OMV Austria E&P GmbH operates 26 oil fields in Lower Austria. The majority was developed in the 1950s and 1960s and shows an extended decline period. The challenge of operating brown fields is seen to maintain a reasonable oil production over time in a cost effective manner - this can be tackled by a major chemical enhanced oil recovery field redevelopment project. The scope of the polymer field rollout is to create and efficiently operate horizontal polymer injection patterns in two horizons in Lower Austria. OMV follows the strategy to pilot new reservoir and production technologies before their application in field rollouts.
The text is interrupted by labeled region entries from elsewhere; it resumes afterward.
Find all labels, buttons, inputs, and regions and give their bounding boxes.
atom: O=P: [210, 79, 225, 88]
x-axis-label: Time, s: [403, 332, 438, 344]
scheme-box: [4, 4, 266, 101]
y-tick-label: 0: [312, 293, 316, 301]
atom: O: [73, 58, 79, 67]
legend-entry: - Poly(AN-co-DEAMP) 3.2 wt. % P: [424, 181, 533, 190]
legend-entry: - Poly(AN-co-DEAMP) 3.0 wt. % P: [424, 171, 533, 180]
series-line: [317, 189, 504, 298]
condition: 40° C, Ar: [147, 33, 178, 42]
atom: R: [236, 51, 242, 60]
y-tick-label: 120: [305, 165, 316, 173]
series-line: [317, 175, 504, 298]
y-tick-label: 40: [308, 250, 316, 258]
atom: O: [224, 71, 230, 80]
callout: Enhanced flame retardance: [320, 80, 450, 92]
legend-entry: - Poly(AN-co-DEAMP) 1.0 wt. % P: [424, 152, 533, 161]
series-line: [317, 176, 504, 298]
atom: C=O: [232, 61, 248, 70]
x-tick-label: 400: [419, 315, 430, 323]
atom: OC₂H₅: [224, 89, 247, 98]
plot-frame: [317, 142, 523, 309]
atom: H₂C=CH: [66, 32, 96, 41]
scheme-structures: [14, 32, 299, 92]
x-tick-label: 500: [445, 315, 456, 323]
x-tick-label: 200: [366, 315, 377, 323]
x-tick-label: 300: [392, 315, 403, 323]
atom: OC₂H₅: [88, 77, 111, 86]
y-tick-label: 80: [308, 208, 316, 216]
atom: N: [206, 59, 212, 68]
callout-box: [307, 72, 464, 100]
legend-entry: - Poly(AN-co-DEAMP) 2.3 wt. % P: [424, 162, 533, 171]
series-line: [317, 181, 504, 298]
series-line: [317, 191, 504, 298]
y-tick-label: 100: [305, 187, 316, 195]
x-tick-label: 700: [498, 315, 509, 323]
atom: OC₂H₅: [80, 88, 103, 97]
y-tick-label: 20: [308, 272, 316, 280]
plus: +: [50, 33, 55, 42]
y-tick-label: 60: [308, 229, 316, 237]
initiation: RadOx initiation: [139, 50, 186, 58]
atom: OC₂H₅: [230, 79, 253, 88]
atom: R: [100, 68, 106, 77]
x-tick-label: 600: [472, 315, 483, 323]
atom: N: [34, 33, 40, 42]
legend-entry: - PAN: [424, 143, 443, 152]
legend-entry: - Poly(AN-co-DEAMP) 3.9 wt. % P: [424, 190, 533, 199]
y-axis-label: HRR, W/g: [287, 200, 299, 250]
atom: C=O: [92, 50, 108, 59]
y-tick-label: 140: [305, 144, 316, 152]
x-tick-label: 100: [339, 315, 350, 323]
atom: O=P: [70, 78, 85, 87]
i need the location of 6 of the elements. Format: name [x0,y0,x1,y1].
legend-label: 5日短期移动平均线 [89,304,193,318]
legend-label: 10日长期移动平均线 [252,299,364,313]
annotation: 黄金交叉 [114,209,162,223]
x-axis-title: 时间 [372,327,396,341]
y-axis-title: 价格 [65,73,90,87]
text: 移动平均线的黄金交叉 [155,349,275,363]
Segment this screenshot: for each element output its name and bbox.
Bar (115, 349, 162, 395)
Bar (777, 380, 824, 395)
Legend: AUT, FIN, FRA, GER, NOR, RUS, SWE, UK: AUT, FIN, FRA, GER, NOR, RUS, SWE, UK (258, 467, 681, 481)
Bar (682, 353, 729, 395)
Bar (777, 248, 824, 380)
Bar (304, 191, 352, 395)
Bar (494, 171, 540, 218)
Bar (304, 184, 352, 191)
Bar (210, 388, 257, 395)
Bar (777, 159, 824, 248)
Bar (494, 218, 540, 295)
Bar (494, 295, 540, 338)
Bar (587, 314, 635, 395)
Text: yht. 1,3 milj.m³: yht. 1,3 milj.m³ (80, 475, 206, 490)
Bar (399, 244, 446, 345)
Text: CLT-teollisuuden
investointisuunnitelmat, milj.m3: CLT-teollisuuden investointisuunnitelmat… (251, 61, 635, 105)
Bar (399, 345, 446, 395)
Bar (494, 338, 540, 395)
Due to the large project investment volume it is crucial to derive information and lessons learned from existing pilot patterns to optimize conceptual decisions on artificial lift, completion, sand control and injection strategy and to reduce technical risk. In the past 10 years several vertical pilot patterns were created to analyze the efficacy of polymer injection in the Tortonian Horizon. Significant operational experience in water treatment, polymer injection and polymer back production, but also in tracer testing was established. Since already the vertical polymer patterns showed not only operational success, but also significant incremental oil production, the idea of horizontal flooding patterns was born. To confirm and understand the impact of polymer injection also in horizontal wells, a first horizontal pilot pattern was drilled; additional pilot wells are currently following. For a future field redevelopment the technology selection should be de facto based on either standard or pilot-proven technologies. This paper describes measures undertaken in the discipline of production technology to prepare for one of the largest field redevelopment projects in the history of OMV Austria. These measures include the application of several pilot projects in the field of artificial lift, completion design and sand control, production and injection allocation. Therewith production technology serves the needs for active reservoir management and thus, follows a holistic field development approach.